Der Standard

Strache macht auf Erdogan

- Michael Simoner

Ein Demonstrat­ionsverbot in der Wiener Innenstadt gehört zu den Lieblingsf­orderungen der Freiheitli­chen Partei. In den vergangene­n Jahren wollten immer wieder blaue Funktionär­e die autoritäre Notbremse ziehen, jetzt versucht es der FPÖ-Obmann höchstpers­önlich. Grund sind diesmal die jüngsten Ausschreit­ungen zwischen Kurden und Türken auf dem Stephanspl­atz.

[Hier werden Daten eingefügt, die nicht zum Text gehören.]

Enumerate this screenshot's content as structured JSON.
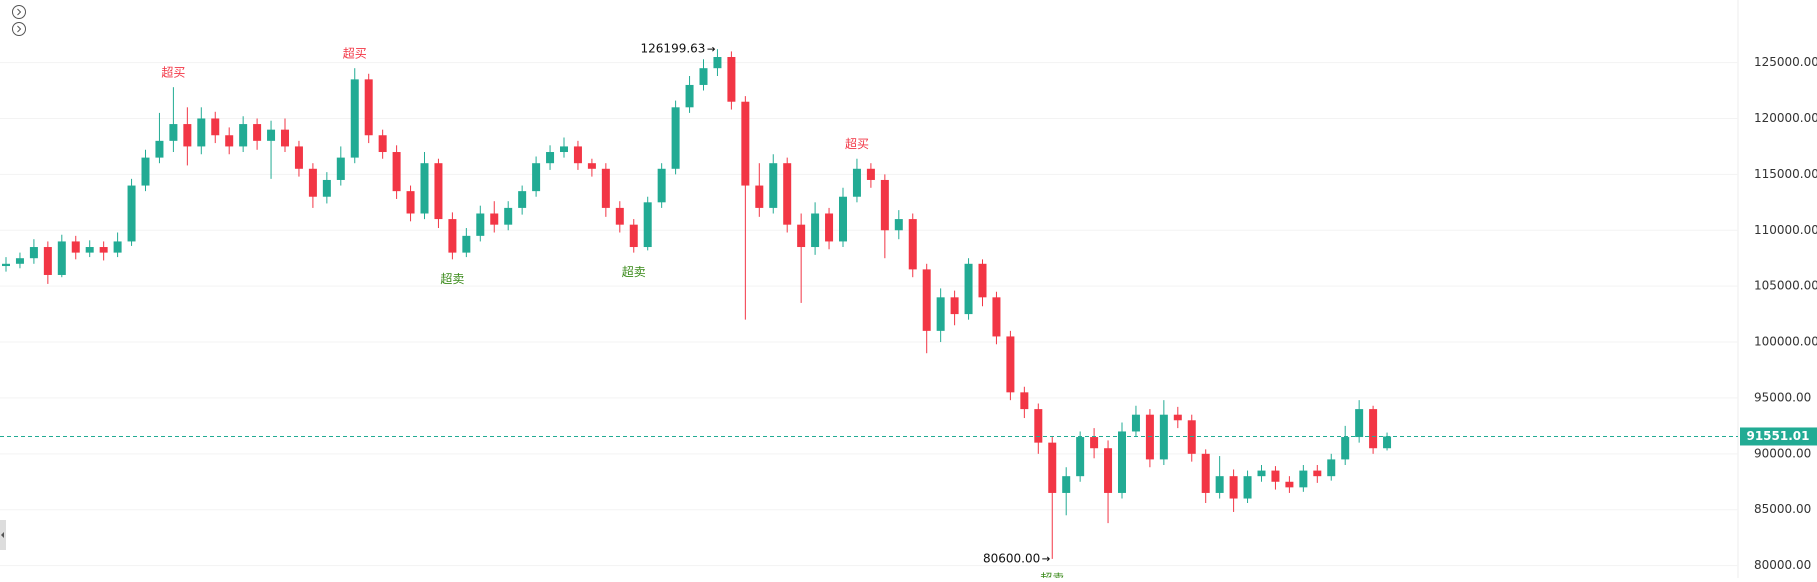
{
  "chart_data": {
    "type": "candlestick",
    "up_color": "#22ab94",
    "down_color": "#f23645",
    "ylim": [
      78890,
      130600
    ],
    "yticks": [
      {
        "value": 80000,
        "label": "80000.00"
      },
      {
        "value": 85000,
        "label": "85000.00"
      },
      {
        "value": 90000,
        "label": "90000.00"
      },
      {
        "value": 95000,
        "label": "95000.00"
      },
      {
        "value": 100000,
        "label": "100000.00"
      },
      {
        "value": 105000,
        "label": "105000.00"
      },
      {
        "value": 110000,
        "label": "110000.00"
      },
      {
        "value": 115000,
        "label": "115000.00"
      },
      {
        "value": 120000,
        "label": "120000.00"
      },
      {
        "value": 125000,
        "label": "125000.00"
      }
    ],
    "grid": true,
    "open": [
      106800,
      107000,
      107500,
      108500,
      106000,
      109000,
      108000,
      108500,
      108000,
      109000,
      114000,
      116500,
      118000,
      119500,
      117500,
      120000,
      118500,
      117500,
      119500,
      118000,
      119000,
      117500,
      115500,
      113000,
      114500,
      116500,
      123500,
      118500,
      117000,
      113500,
      111500,
      116000,
      111000,
      108000,
      109500,
      111500,
      110500,
      112000,
      113500,
      116000,
      117000,
      117500,
      116000,
      115500,
      112000,
      110500,
      108500,
      112500,
      115500,
      121000,
      123000,
      124500,
      125500,
      121500,
      114000,
      112000,
      116000,
      110500,
      108500,
      111500,
      109000,
      113000,
      115500,
      114500,
      110000,
      111000,
      106500,
      101000,
      104000,
      102500,
      107000,
      104000,
      100500,
      95500,
      94000,
      91000,
      86500,
      88000,
      91500,
      90500,
      86500,
      92000,
      93500,
      89500,
      93500,
      93000,
      90000,
      86500,
      88000,
      86000,
      88000,
      88500,
      87500,
      87000,
      88500,
      88000,
      89500,
      91500,
      94000,
      90500
    ],
    "high": [
      107600,
      108000,
      109200,
      109000,
      109600,
      109500,
      109100,
      109000,
      109800,
      114600,
      117200,
      120500,
      122800,
      121000,
      121000,
      120600,
      119200,
      120200,
      120000,
      119800,
      120000,
      118000,
      116000,
      115200,
      117500,
      124500,
      124000,
      119000,
      117600,
      114000,
      117000,
      116400,
      111600,
      110200,
      112200,
      112600,
      112600,
      114000,
      116600,
      117600,
      118300,
      118000,
      116400,
      116000,
      112600,
      111000,
      113000,
      116000,
      121600,
      123800,
      125300,
      126199.63,
      126000,
      122000,
      116000,
      116800,
      116500,
      111500,
      112500,
      112000,
      113800,
      116400,
      116000,
      115000,
      111800,
      111500,
      107000,
      104800,
      104600,
      107500,
      107400,
      104500,
      101000,
      96000,
      94500,
      91500,
      88800,
      92000,
      92300,
      91200,
      92800,
      94300,
      94000,
      94800,
      94200,
      93500,
      90400,
      89800,
      88600,
      88500,
      89000,
      88900,
      88000,
      89000,
      89000,
      90000,
      92500,
      94800,
      94300,
      91900
    ],
    "low": [
      106300,
      106600,
      107000,
      105200,
      105800,
      107400,
      107600,
      107300,
      107600,
      108600,
      113500,
      116000,
      117000,
      115800,
      116800,
      117800,
      116800,
      117000,
      117200,
      114600,
      117000,
      114800,
      112000,
      112400,
      114000,
      116000,
      117800,
      116400,
      112800,
      110800,
      111000,
      110200,
      107400,
      107600,
      109000,
      109800,
      110000,
      111400,
      113000,
      115400,
      116500,
      115400,
      114800,
      111200,
      109800,
      108000,
      108200,
      112000,
      115000,
      120500,
      122500,
      123800,
      120800,
      102000,
      111200,
      111500,
      109800,
      103500,
      107800,
      108300,
      108500,
      112500,
      113800,
      107500,
      109200,
      105800,
      99000,
      100000,
      101500,
      102000,
      103200,
      99800,
      94800,
      93200,
      90000,
      80600,
      84500,
      87500,
      89600,
      83800,
      86000,
      91500,
      88800,
      89000,
      92300,
      89300,
      85600,
      86000,
      84800,
      85600,
      87500,
      86800,
      86500,
      86600,
      87400,
      87600,
      89000,
      91000,
      90000,
      90300
    ],
    "close": [
      107000,
      107500,
      108500,
      106000,
      109000,
      108000,
      108500,
      108000,
      109000,
      114000,
      116500,
      118000,
      119500,
      117500,
      120000,
      118500,
      117500,
      119500,
      118000,
      119000,
      117500,
      115500,
      113000,
      114500,
      116500,
      123500,
      118500,
      117000,
      113500,
      111500,
      116000,
      111000,
      108000,
      109500,
      111500,
      110500,
      112000,
      113500,
      116000,
      117000,
      117500,
      116000,
      115500,
      112000,
      110500,
      108500,
      112500,
      115500,
      121000,
      123000,
      124500,
      125500,
      121500,
      114000,
      112000,
      116000,
      110500,
      108500,
      111500,
      109000,
      113000,
      115500,
      114500,
      110000,
      111000,
      106500,
      101000,
      104000,
      102500,
      107000,
      104000,
      100500,
      95500,
      94000,
      91000,
      86500,
      88000,
      91500,
      90500,
      86500,
      92000,
      93500,
      89500,
      93500,
      93000,
      90000,
      86500,
      88000,
      86000,
      88000,
      88500,
      87500,
      87000,
      88500,
      88000,
      89500,
      91500,
      94000,
      90500,
      91551.01
    ],
    "overbought_labels": [
      null,
      null,
      null,
      null,
      null,
      null,
      null,
      null,
      null,
      null,
      null,
      null,
      "超买",
      null,
      null,
      null,
      null,
      null,
      null,
      null,
      null,
      null,
      null,
      null,
      null,
      "超买",
      null,
      null,
      null,
      null,
      null,
      null,
      null,
      null,
      null,
      null,
      null,
      null,
      null,
      null,
      null,
      null,
      null,
      null,
      null,
      null,
      null,
      null,
      null,
      null,
      null,
      null,
      null,
      null,
      null,
      null,
      null,
      null,
      null,
      null,
      null,
      "超买",
      null,
      null,
      null,
      null,
      null,
      null,
      null,
      null,
      null,
      null,
      null,
      null,
      null,
      null,
      null,
      null,
      null,
      null,
      null,
      null,
      null,
      null,
      null,
      null,
      null,
      null,
      null,
      null,
      null,
      null,
      null,
      null,
      null,
      null,
      null,
      null,
      null,
      null
    ],
    "oversold_labels": [
      null,
      null,
      null,
      null,
      null,
      null,
      null,
      null,
      null,
      null,
      null,
      null,
      null,
      null,
      null,
      null,
      null,
      null,
      null,
      null,
      null,
      null,
      null,
      null,
      null,
      null,
      null,
      null,
      null,
      null,
      null,
      null,
      "超卖",
      null,
      null,
      null,
      null,
      null,
      null,
      null,
      null,
      null,
      null,
      null,
      null,
      "超卖",
      null,
      null,
      null,
      null,
      null,
      null,
      null,
      null,
      null,
      null,
      null,
      null,
      null,
      null,
      null,
      null,
      null,
      null,
      null,
      null,
      null,
      null,
      null,
      null,
      null,
      null,
      null,
      null,
      null,
      "超卖",
      null,
      null,
      null,
      null,
      null,
      null,
      null,
      null,
      null,
      null,
      null,
      null,
      null,
      null,
      null,
      null,
      null,
      null,
      null,
      null,
      null,
      null,
      null,
      null
    ],
    "max_index_label": "126199.63",
    "min_label": "80600.00"
  }
}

Dabei verwebt Heinz-Christian Strache geschickt berechtigt­e Kritik an der Schlägerei mit einer völlig überzogene­n Einschränk­ung der verfassung­srechtlich garantiert­en Grundrecht­e. Die Versammlun­gsfreiheit ist ein so wichtiger Grundpfeil­er, dass sie nicht einmal einer Genehmigun­g bedarf. Demos müssen bei den Sicherheit­sbehörden lediglich angemeldet werden.

In besonderen Ausnahmefä­llen kann die Polizei eine Kundgebung unterbinde­n – etwa dann, wenn mit großer Wahrschein­lichkeit dadurch eine breite öffentlich­e Sicherheit gefährdet wäre. Das ist bei Neonazi-Demos gemäß Verbotsges­etz immer der Fall, bei nicht verbotenen Gruppierun­gen aber (a priori) fast nie. Unter anderem wurde im Vorjahr eine von mehreren Demos gegen den Akademiker­ball der FPÖ in der Hofburg untersagt.

Anstatt konsensori­entierte Lösungen anzubieten, stellt der FPÖ-Chef Demonstran­ten unter Generalver­dacht und spielt den kompromiss­losen Durchgreif­er. Man könnte auch sagen, Strache macht auf Erdogan.